Dormagen sucht die besten Projekte für den Heimatpreis 2026 – jetzt bewerben!
Lukas AlbrechtDormagen sucht die besten Projekte für den Heimatpreis 2026 – jetzt bewerben!
Dormagen vergibt Heimatpreis 2026 – Bewerbungen für Projekte zur Förderung des lokalen Erbes gestartet
Die Stadt Dormagen hat ihren Heimatpreis 2026 ausgeschrieben und unterstützt damit finanziell Vorhaben, die sich dem Erhalt und der Pflege des örtlichen Kulturguts widmen. Unter dem Motto "Was uns verbindet, stärken" sind Vereine, ehrenamtliche Initiativen und gemeinnützige Organisationen aus der Stadt aufgerufen, sich mit ihren Projekten zu bewerben.
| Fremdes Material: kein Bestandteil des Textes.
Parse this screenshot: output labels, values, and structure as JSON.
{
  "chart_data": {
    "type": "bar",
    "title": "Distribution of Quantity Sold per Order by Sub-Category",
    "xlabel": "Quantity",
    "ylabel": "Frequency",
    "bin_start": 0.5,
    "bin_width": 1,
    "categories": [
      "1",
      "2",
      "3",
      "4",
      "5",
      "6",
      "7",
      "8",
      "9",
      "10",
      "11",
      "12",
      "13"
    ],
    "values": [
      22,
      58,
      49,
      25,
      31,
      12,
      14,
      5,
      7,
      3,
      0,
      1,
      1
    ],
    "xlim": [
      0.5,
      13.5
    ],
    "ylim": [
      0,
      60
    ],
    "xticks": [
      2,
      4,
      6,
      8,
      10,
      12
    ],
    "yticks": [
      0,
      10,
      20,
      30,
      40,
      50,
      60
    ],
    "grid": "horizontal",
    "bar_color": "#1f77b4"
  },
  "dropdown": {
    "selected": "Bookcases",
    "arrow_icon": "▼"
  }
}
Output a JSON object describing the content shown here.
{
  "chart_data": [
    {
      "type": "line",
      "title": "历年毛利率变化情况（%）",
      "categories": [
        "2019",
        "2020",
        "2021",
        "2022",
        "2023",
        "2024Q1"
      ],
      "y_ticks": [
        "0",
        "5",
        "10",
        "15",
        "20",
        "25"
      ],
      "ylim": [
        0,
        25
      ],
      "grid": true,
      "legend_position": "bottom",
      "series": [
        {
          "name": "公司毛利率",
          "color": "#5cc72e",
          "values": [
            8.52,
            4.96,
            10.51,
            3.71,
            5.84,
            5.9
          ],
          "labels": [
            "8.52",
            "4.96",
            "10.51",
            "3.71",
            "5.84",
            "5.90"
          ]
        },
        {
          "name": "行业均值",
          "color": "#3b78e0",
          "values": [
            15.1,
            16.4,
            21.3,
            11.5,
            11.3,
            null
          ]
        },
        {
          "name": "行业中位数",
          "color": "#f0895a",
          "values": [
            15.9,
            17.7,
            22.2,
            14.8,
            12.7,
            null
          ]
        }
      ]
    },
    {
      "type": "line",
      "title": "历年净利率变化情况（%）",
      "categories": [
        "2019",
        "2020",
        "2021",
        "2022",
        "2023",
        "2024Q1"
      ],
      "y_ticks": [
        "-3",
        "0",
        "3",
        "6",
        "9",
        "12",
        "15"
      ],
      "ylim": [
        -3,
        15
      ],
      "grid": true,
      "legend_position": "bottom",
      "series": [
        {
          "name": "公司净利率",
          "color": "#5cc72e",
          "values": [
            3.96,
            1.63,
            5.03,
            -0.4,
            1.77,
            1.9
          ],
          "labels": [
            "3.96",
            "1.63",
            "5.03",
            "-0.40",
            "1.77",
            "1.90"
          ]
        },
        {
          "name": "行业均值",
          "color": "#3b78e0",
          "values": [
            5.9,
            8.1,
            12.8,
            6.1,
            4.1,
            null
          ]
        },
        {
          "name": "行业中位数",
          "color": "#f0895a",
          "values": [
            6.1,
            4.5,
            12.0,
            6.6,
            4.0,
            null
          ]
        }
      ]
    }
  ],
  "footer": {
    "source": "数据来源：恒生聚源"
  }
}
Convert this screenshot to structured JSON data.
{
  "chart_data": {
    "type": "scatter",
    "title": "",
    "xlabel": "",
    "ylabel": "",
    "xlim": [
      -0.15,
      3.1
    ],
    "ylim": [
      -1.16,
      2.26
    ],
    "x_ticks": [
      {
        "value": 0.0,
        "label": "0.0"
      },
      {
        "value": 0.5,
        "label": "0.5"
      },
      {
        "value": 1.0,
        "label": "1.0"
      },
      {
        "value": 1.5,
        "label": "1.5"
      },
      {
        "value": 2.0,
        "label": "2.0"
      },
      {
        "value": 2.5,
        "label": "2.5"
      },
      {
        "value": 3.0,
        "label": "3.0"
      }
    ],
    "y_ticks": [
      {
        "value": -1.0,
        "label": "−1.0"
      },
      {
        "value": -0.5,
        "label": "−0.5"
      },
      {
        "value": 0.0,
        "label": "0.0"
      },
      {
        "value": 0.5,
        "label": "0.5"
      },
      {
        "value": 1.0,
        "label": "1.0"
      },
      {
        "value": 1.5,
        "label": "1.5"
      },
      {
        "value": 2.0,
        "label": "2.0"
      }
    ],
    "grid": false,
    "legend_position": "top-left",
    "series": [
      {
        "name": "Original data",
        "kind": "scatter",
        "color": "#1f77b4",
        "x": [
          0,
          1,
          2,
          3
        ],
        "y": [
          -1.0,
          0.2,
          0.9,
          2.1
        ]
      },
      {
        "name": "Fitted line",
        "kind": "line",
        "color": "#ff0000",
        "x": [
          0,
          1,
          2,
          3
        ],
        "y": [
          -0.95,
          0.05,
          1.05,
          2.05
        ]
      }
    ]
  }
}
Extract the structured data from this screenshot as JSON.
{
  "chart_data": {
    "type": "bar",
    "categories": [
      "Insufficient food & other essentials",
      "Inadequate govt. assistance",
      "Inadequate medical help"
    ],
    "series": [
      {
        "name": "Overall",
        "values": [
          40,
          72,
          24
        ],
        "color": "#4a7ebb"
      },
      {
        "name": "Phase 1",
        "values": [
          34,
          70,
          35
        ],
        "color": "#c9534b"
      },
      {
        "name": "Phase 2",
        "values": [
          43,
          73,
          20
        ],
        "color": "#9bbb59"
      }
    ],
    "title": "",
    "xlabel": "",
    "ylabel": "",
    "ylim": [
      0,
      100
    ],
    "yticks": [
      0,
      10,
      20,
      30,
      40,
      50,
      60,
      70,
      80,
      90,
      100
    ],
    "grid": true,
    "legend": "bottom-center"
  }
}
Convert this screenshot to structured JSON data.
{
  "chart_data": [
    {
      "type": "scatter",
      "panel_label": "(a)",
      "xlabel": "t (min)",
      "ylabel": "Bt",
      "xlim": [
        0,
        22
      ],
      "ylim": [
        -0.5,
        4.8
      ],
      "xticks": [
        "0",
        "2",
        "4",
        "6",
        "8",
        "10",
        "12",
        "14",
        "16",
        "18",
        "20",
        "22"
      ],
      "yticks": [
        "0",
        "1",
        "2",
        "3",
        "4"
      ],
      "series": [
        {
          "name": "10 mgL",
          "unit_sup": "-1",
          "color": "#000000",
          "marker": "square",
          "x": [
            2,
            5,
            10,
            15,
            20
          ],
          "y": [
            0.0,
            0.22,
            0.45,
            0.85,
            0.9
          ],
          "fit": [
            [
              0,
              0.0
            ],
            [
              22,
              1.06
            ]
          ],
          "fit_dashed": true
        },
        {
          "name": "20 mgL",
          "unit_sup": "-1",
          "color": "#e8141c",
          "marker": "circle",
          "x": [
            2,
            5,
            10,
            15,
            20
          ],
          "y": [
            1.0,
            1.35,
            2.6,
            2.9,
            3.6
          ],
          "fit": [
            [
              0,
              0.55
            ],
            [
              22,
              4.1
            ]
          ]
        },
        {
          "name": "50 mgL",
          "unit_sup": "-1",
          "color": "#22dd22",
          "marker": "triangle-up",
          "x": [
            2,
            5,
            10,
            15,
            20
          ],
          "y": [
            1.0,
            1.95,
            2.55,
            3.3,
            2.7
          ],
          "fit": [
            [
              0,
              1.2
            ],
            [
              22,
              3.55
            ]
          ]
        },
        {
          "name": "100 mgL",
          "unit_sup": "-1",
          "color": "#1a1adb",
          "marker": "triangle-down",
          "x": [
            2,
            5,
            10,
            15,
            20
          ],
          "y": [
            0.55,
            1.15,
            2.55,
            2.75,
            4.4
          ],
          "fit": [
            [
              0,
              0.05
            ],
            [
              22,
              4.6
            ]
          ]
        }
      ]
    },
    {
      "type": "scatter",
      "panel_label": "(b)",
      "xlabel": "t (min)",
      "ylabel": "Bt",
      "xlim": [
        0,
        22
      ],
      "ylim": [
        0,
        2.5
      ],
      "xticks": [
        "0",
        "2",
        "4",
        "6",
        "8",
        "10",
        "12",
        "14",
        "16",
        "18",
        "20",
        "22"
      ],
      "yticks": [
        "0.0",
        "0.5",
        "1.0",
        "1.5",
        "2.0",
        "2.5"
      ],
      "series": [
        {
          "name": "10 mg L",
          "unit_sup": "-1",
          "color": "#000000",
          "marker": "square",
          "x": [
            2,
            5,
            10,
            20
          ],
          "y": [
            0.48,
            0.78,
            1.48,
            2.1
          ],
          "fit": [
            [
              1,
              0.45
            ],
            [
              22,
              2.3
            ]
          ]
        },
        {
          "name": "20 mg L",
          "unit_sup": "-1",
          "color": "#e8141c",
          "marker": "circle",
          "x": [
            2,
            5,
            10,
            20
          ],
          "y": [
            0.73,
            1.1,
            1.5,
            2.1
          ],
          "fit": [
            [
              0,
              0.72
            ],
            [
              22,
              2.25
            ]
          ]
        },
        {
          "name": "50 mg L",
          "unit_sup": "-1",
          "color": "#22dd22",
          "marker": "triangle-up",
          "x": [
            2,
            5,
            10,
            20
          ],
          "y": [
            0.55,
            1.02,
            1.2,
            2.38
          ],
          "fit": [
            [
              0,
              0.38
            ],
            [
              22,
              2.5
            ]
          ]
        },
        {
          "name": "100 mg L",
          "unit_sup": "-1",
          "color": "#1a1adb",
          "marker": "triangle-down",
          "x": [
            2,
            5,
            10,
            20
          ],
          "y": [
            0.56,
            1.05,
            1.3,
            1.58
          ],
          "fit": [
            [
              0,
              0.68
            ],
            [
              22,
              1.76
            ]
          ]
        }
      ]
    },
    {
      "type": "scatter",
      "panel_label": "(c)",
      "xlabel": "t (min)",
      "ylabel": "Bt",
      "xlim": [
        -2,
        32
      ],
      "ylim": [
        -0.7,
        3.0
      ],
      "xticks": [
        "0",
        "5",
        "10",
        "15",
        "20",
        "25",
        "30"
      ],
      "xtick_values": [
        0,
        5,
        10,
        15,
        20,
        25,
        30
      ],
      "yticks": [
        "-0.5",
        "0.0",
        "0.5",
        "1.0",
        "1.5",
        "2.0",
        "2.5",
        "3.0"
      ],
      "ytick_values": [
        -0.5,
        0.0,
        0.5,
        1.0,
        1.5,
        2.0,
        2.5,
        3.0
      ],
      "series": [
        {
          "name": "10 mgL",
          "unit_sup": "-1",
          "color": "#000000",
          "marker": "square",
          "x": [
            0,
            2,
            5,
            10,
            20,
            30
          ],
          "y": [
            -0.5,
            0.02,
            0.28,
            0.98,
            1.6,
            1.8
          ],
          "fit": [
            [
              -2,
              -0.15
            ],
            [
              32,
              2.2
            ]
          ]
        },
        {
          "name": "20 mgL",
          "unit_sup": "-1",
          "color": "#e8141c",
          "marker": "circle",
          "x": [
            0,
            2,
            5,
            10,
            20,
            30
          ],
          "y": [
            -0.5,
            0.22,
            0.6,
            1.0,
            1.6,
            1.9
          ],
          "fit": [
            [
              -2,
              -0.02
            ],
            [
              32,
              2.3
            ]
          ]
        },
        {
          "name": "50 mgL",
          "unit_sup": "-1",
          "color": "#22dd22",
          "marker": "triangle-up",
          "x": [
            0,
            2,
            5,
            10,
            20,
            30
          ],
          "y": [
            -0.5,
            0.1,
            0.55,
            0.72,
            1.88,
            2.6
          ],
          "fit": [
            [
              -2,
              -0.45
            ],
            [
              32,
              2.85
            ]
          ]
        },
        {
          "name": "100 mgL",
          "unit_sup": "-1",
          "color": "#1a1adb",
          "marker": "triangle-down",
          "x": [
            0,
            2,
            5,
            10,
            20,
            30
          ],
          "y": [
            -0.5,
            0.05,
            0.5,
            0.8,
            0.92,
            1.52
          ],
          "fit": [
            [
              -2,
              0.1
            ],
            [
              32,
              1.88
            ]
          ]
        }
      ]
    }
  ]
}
Die Preisgelder in Höhe von insgesamt 5.000 Euro werden vom Land Nordrhein-Westfalen bereitgestellt und auf mehrere Kategorien verteilt.
Gefördert werden Ideen, die das kulturelle und historische Erbe Dormagens bewahren oder sichtbar machen – etwa die Sanierung ortsprägender Bauwerke, die Dokumentation der lokalen Sportgeschichte oder die Vermittlung regionaler Bräuche an junge Generationen. Auch Projekte, die den Zusammenhalt in den 16 Stadtteilen Dormagens stärken, können eingereicht werden.
Die Hauptpreise sind mit 2.500 Euro (1. Platz), 1.500 Euro (2. Platz) und 1.000 Euro (3. Platz) dotiert. Zudem vergibt die evd Energieversorgung einen Sonderpreis für Jugendengagement über 800 Euro. Unternehmerinnen und Unternehmer können sich zusätzlich um den Heinz-Lieven-Preis bewerben, der an den verstorbenen Delhovener Unternehmer erinnert.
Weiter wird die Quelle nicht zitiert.